The European Union plans to impose tariffs as high as 87 percent on Chinese screws and bolts in a case that may prompt China to complain to the World Trade Organization, said a group of producers being targeted.

The five-year duties would apply to EU imports of iron or steel fasteners worth 575 million euros ($748 million) last year, said the Jiaxing Association of Fastener Import and Export Companies including Gem-Year Industrial Co.

Fasteners, used for everything from automotive parts to furniture, are made in the EU by companies, such as Italy's Fontana Luigi SpA, that say trade protection is needed to counter below-cost - or "dumped" - sales in Europe by Chinese competitors.

The European Commission will recommend that EU governments impose the levies no later than Feb 9, the Chinese industry group said in Brussels at a briefing organized by Crowell & Moring LLP lawyer Robert MacLean, who represents the Jiaxing Association and provided the commission's proposal.

MacLean and association officials said the anti-dumping duties would threaten up to 800,000 jobs in China and are unjustified because EU producers haven't suffered sufficient harm from the imports.

"I'm pretty sure a WTO challenge will come," MacLean said.
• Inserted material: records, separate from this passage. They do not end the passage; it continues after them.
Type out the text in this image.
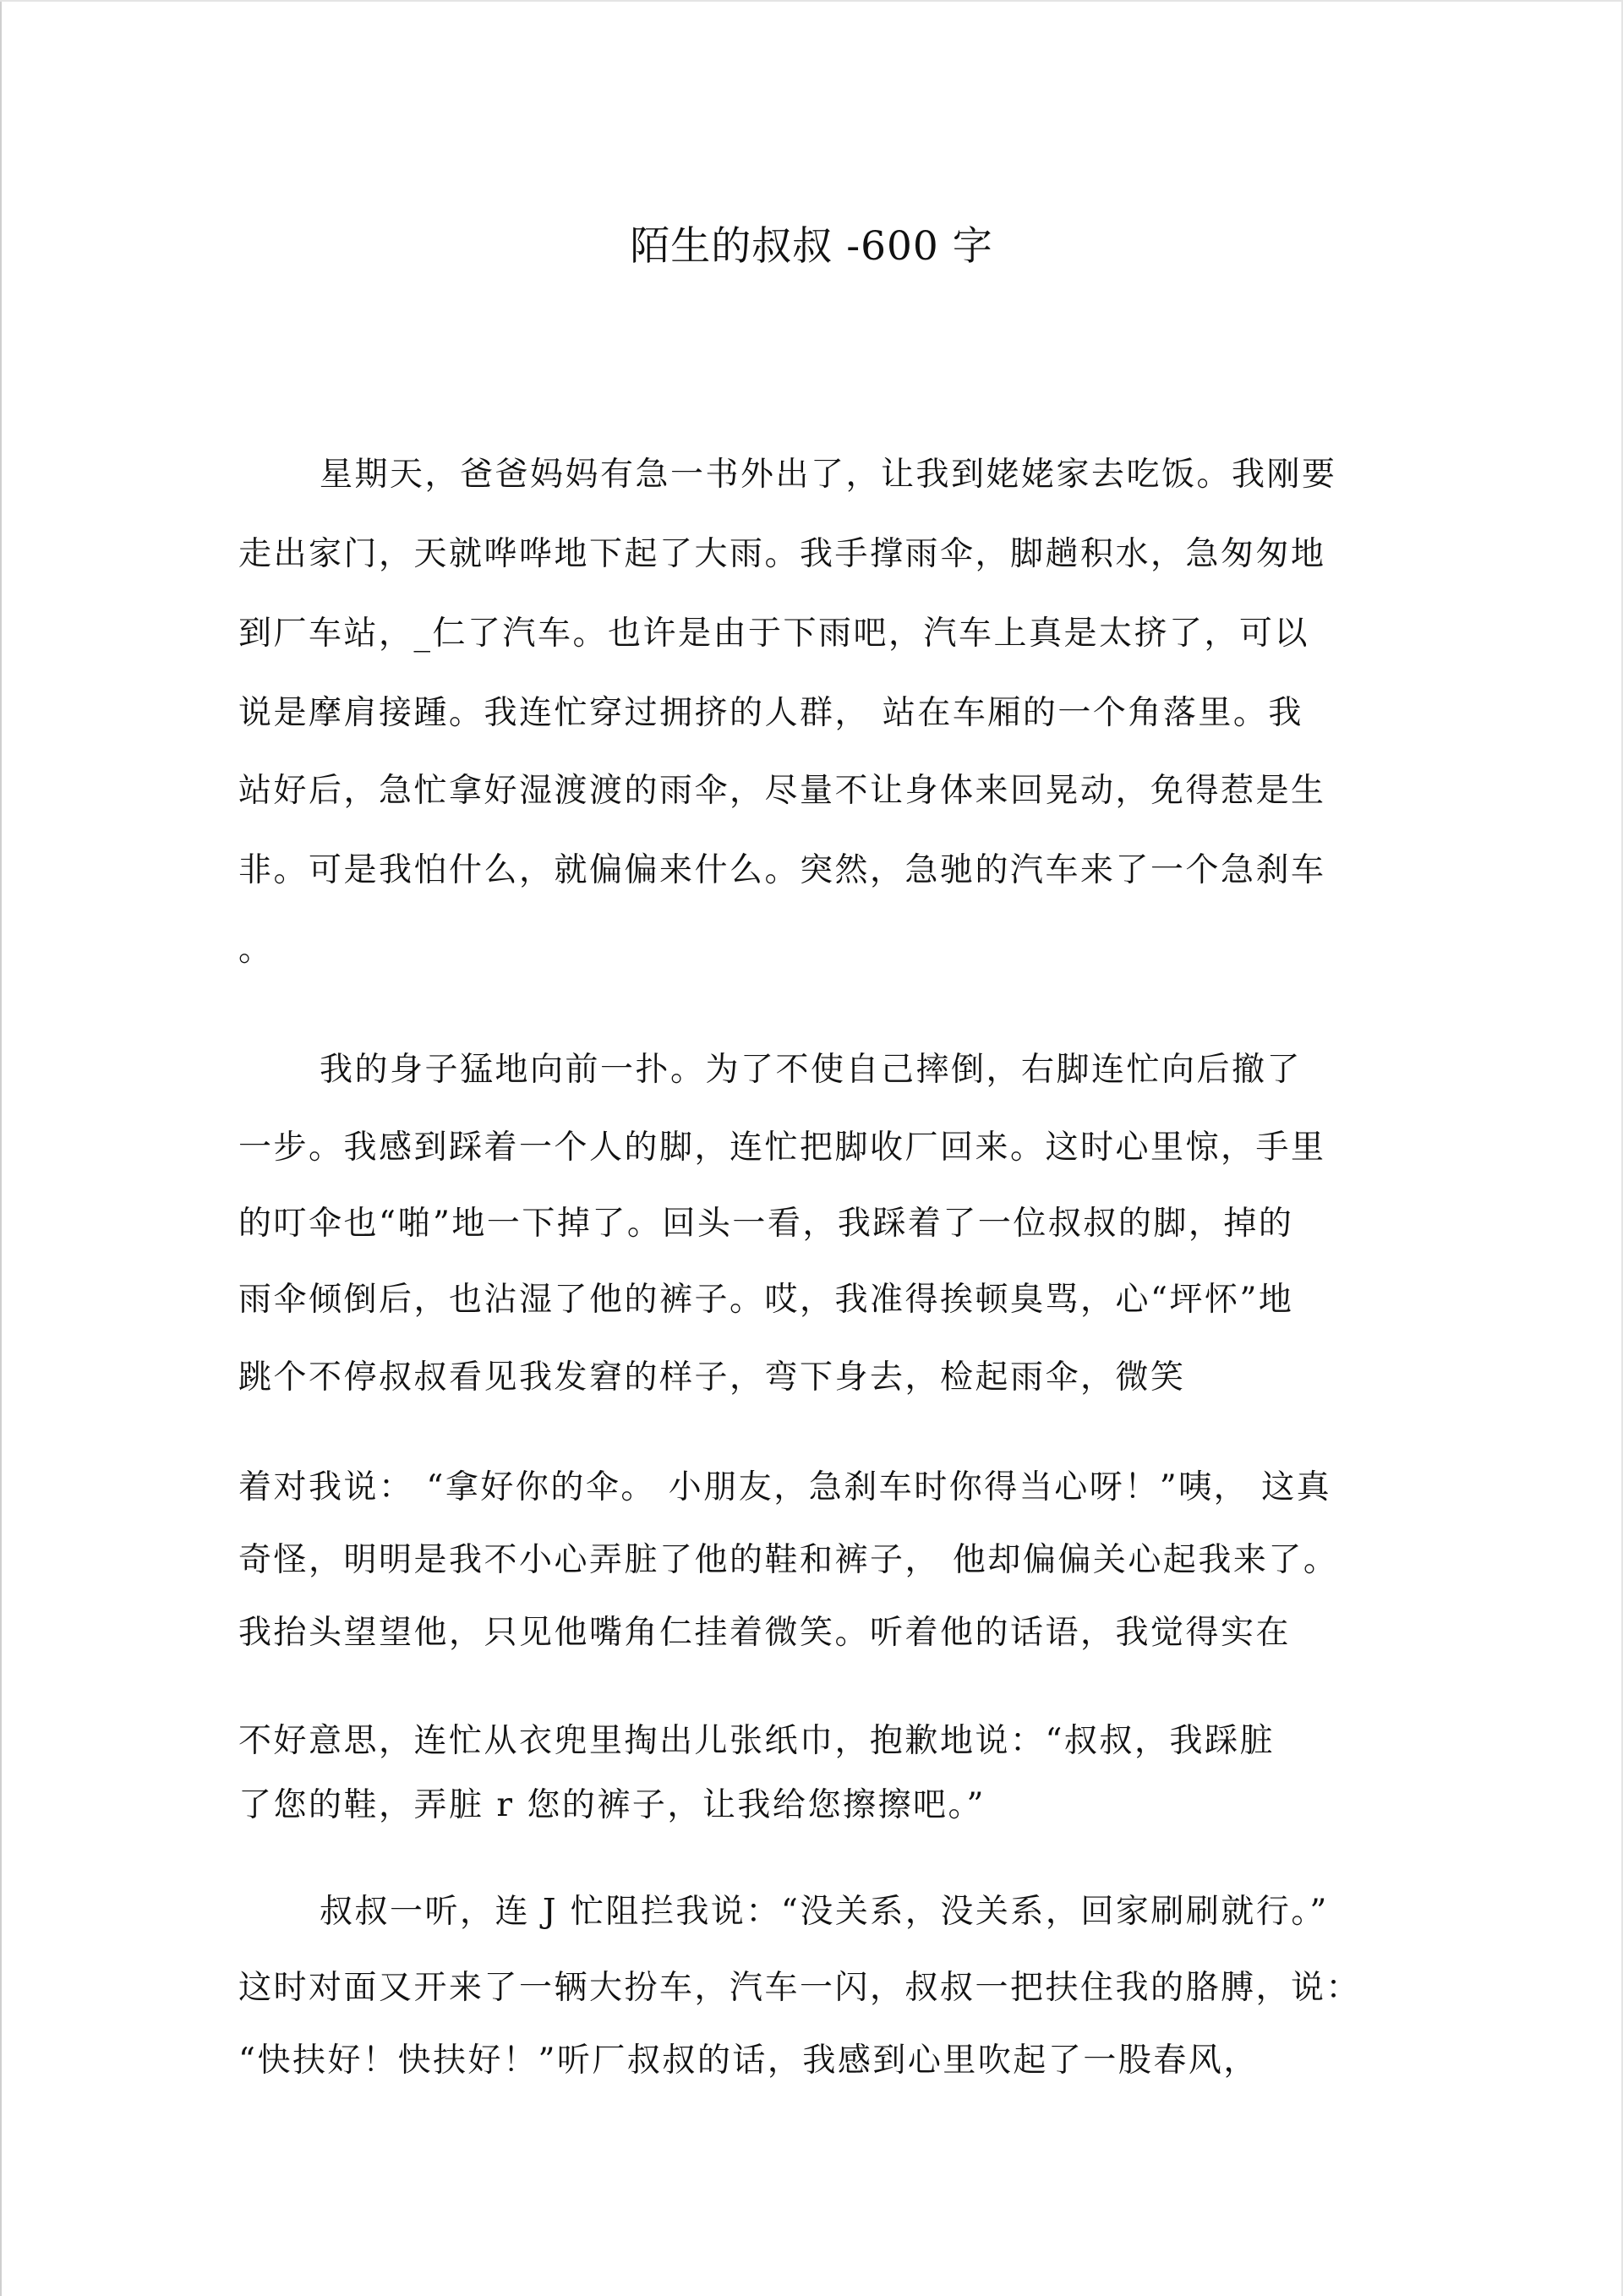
陌生的叔叔 -600 字
星期天，爸爸妈妈有急一书外出了，让我到姥姥家去吃饭。我刚要
走出家门，天就哗哗地下起了大雨。我手撑雨伞，脚趟积水，急匆匆地
到厂车站，_仁了汽车。也许是由于下雨吧，汽车上真是太挤了，可以
说是摩肩接踵。我连忙穿过拥挤的人群， 站在车厢的一个角落里。我
站好后，急忙拿好湿渡渡的雨伞，尽量不让身体来回晃动，免得惹是生
非。可是我怕什么，就偏偏来什么。突然，急驰的汽车来了一个急刹车
。
我的身子猛地向前一扑。为了不使自己摔倒，右脚连忙向后撤了
一步。我感到踩着一个人的脚，连忙把脚收厂回来。这时心里惊，手里
的叮伞也“啪”地一下掉了。回头一看，我踩着了一位叔叔的脚，掉的
雨伞倾倒后，也沾湿了他的裤子。哎，我准得挨顿臭骂，心“坪怀”地
跳个不停叔叔看见我发窘的样子，弯下身去，检起雨伞，微笑
着对我说： “拿好你的伞。 小朋友，急刹车时你得当心呀！”咦， 这真
奇怪，明明是我不小心弄脏了他的鞋和裤子， 他却偏偏关心起我来了。
我抬头望望他，只见他嘴角仁挂着微笑。听着他的话语，我觉得实在
不好意思，连忙从衣兜里掏出儿张纸巾，抱歉地说：“叔叔，我踩脏
了您的鞋，弄脏 r 您的裤子，让我给您擦擦吧。”
叔叔一听，连 J 忙阻拦我说：“没关系，没关系，回家刷刷就行。”
这时对面又开来了一辆大扮车，汽车一闪，叔叔一把扶住我的胳膊，说：
“快扶好！快扶好！”听厂叔叔的话，我感到心里吹起了一股春风，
China accounts for about 60 percent of EU imports of the product.

Chinese fastener manufacturers increased their share of the EU market to 26 percent in the 12 months through September 2007 from 17 percent in 2004, according to the commission proposal made available by MacLean.

EU producers suffered a fall in their combined home-market share to 17 percent from 22 percent in the same period, when consumption expanded by almost a third, it says.

"The injury in this case mainly takes the form of loss of potential sales volume in a growing market," according to the proposal.

The commission, the 27-nation EU's regulatory arm, has no immediate comment on the case, spokesman Peter Power said.

The matter will be discussed at a Nov 26 meeting involving representatives of national governments, a majority of which must back the trade protection for it to be imposed across the EU, MacLean said.

Zhang Feng, deputy secretary general of the Jiaxing Association, said the commission should have distinguished between Chinese fasteners and EU fasteners.

The Chinese products are largely for the general industrial and do-it-yourself markets, while EU fasteners are for more specialized uses such as automotive and aircraft, he said.

"We are complementing each other, not competing directly with each other," Zhang said. "We consider this decision fundamentally flawed."

The commission proposal, while saying Chinese exports to the EU were concentrated in market segments such as "standard screws and bolts" and European manufacturers helped boost profitability by focusing on more expensive "high-quality" products, rejects the association's argument.

"There is nevertheless a significant market overlap," according to the proposal.